"When one sense isn't enough — fuse them all."
- Overview
- The Problem & Our Solution
- System Architecture
- Data Processing Pipeline
- Agentic RAG Engine
- Technical Stack
- Directory Structure
- Setup & Installation
- Usage Guide
- Performance Metrics
- Roadmap
- License
Videntia is an Agentic AI platform that transforms unstructured video footage and transcripts into searchable, evidence-grade forensic reports.
Instead of simple keyword search, Videntia fuses transcript text, detected emotions, and speaker context through a multi-agent reasoning loop. It supports two ingestion paths:
- Full video ingestion — FFmpeg + Whisper + BLIP-2 + pyannote (GPU recommended)

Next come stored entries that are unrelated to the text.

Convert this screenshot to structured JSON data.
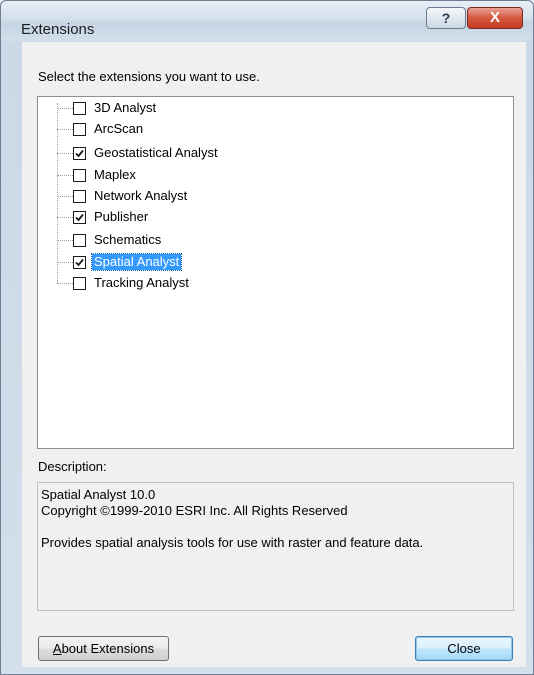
{
  "window": {
    "title": "Extensions",
    "help_label": "?",
    "close_label": "X"
  },
  "prompt": "Select the extensions you want to use.",
  "extensions": [
    {
      "label": "3D Analyst",
      "checked": false
    },
    {
      "label": "ArcScan",
      "checked": false
    },
    {
      "label": "Geostatistical Analyst",
      "checked": true
    },
    {
      "label": "Maplex",
      "checked": false
    },
    {
      "label": "Network Analyst",
      "checked": false
    },
    {
      "label": "Publisher",
      "checked": true
    },
    {
      "label": "Schematics",
      "checked": false
    },
    {
      "label": "Spatial Analyst",
      "checked": true,
      "selected": true
    },
    {
      "label": "Tracking Analyst",
      "checked": false
    }
  ],
  "description": {
    "caption": "Description:",
    "line1": "Spatial Analyst 10.0",
    "line2": "Copyright ©1999-2010 ESRI Inc. All Rights Reserved",
    "line3": "Provides spatial analysis tools for use with raster and feature data."
  },
  "buttons": {
    "about_first": "A",
    "about_rest": "bout Extensions",
    "close": "Close"
  }
}
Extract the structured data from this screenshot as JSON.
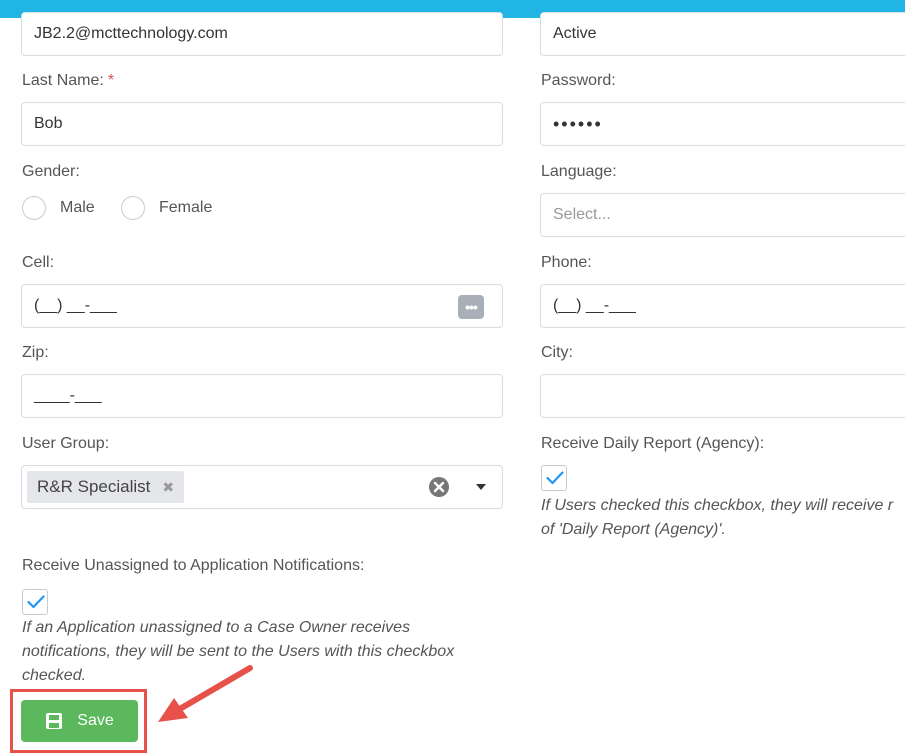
{
  "colors": {
    "header": "#21b5e6",
    "save": "#5cb85c",
    "annotation": "#e8514a",
    "check": "#2196f3"
  },
  "form": {
    "email_value": "JB2.2@mcttechnology.com",
    "status_value": "Active",
    "last_name": {
      "label": "Last Name:",
      "required_mark": "*",
      "value": "Bob"
    },
    "password": {
      "label": "Password:",
      "value": "••••••"
    },
    "gender": {
      "label": "Gender:",
      "options": [
        "Male",
        "Female"
      ]
    },
    "language": {
      "label": "Language:",
      "placeholder": "Select..."
    },
    "cell": {
      "label": "Cell:",
      "value": "(__) __-___",
      "icon": "ellipsis-icon"
    },
    "phone": {
      "label": "Phone:",
      "value": "(__) __-___"
    },
    "zip": {
      "label": "Zip:",
      "value": "____-___"
    },
    "city": {
      "label": "City:",
      "value": ""
    },
    "user_group": {
      "label": "User Group:",
      "tags": [
        "R&R Specialist"
      ]
    },
    "daily_report": {
      "label": "Receive Daily Report (Agency):",
      "checked": true,
      "note_line1": "If Users checked this checkbox, they will receive r",
      "note_line2": "of 'Daily Report (Agency)'."
    },
    "unassigned": {
      "label": "Receive Unassigned to Application Notifications:",
      "checked": true,
      "note_line1": "If an Application unassigned to a Case Owner receives",
      "note_line2": "notifications, they will be sent to the Users with this checkbox",
      "note_line3": "checked."
    }
  },
  "actions": {
    "save_label": "Save"
  }
}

- NoteGPT transcript ingestion — ingest timestamped transcripts directly without a GPU, using overlapping 30-second sliding-window segments for richer retrieval
The backend runs on FastAPI + ChromaDB + BM25, the LLM is Groq (Llama 3.1 8B Instant), and the frontend is a Next.js 14 dark-theme forensic dashboard.
| Challenge | Impact |
|---|---|
| Dark Data Accumulation | Hours of footage (meetings, depositions, news interviews) remain unsearchable due to volume. |
| Context Blindness | Keyword search misses emotional tone, speaker identity, and contextual cues entirely. |
| Scalability | Manual review of hours of footage to find a 10-second clip is economically unviable. |
Videntia uses a 4-agent LangGraph supervisor where specialized agents act as an investigative team — decomposing queries, retrieving hybrid evidence, verifying confidence, and writing structured reports. Agents loop iteratively until a confidence threshold is met or max iterations are reached.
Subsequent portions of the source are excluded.